CAHAYA DI BALIK BAYANG

Lewi Satriani
Chapter #5

Bab 5: Sofia Lorena

Taman itu begitu indah dan asri, hanya kabut tipis menyelimuti seluruh daerah itu yang membuat nuansa kehijauan dari tumbuh-tumbuhan yang mendominasi tempat itu sedikit kehilangan genggamannya. Adrian menikmati tempat itu sebagaimana adanya dan merasa dirinya bukan berada di taman biasa di bumi, ini…tempat ini lebih tepat disebut sebagai taman firdaus karena jelas tidak ada taman seindah ini dimanapun.

Dia tengah berjalan menyusuri tepian sungai yang membelah taman itu ketika samar di hadapannya muncul sesosok tubuh jangkung. Orang itu sedang berdiri di sebelah pohon akasia dan tampak melamun. Kabut yang menyelimuti membuat Adrian tidak dapat melihat wajah pria asing itu dengan segera, namun begitu tinggal beberapa meter darinya sosok itu berbalik ke arahnya.

Sepucuk pistol tergenggam di tangan lelaki itu dan tanpa basa-basi orang itu melepaskan tembakan menuju Adrian. Dia tidak sempat melihat apapun kecuali kilatan cahaya yang meluncur cepat ke arahnya dan tahu-tahu dirinya sudah tersungkur di rerumputan dengan darah membasahi perutnya dan nyeri yang menyerang dengan brutal…

“HAAAAAHHH…” Adrian terbangun dari tidurnya.

“Baguslah kalau anda sudah bangun! Kita sudah sampai,” tegur seseorang yang duduk di bangku kemudi. Kepalanya menengok ke belakang disertai cengiran lebar. Alisnya terangkat saat mendapati keadaan Adrian. “Mimpi buruk?”

“Sempat ketiduran tadi.”

“Hebat sekali anda bisa tidur di hari sepanas begini…” komentar si supir taksi seenaknya.

Hanya mengucapkan terima kasih dan langsung keluar dari taksi online, Adrian bergegas menuju bangunan bernomor 42 diantara deretan ruko dimana dirinya berada saat ini. Yang menunjukkan bahwa bangunan itu tempat yang dicarinya adalah papan sederhana bertuliskan nama Sofia Lorena, S.Psi dan alamat bangunan tersebut. Tidak ada embel-embel kata-kata promosi selangit demi memasarkan jasa sang profesional.

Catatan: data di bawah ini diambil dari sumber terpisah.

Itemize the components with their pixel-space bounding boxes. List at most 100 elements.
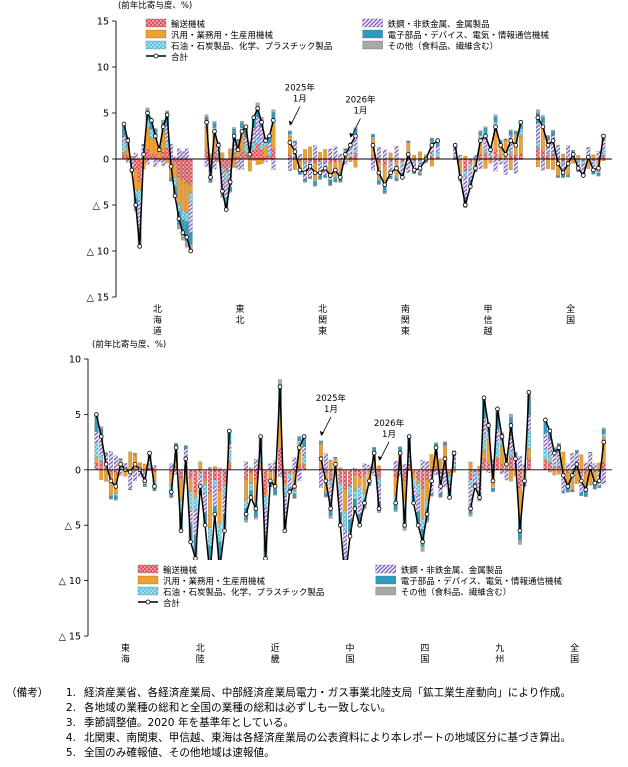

Menurut Mulyadi, Sofia adalah seorang psikolog yang telah bekerja dengan banyak korban trauma, termasuk korban kejahatan dan kekerasan. Di usia tiga puluh lima tahun, Sofia telah mengabdikan hidupnya untuk membantu orang-orang yang terluka secara emosional, dan dia dikenal karena pendekatan yang penuh empati dan pemahaman. Dalam beberapa kasus dia juga ikut menangani klien dari KPAI, Komisi Perlindungan Anak dan Ibu, karena saat ini sang psikolog menjabat sebagai salah satu komisionernya.

Bagian dalam bangunan itu sepi dan hanya ada meja resepsionis dengan seorang gadis menunggu di baliknya. Gadis itu mendongak begitu menyadari Adrian mendekat kemudian bertanya, “Sudah ada janji?”

“Dokter Sofia…”

“Dengan pak Adrian?”

“Ya, itu saya!” jawab Adrian.

“Naik saja ke lantai dua dan ruangan di sebelah kiri,” gadis itu memberi arahan.

Adrian melangkah perlahan memasuki sebuah ruangan yang tak pernah dia bayangkan sebelumnya akan menjadi tempat yang akan dikunjunginya. Setelah menaiki tangga ditemuinya selasar panjang menuju ke bagian belakang, sementara ruang kerja sang psikolog berada di sisi kiri.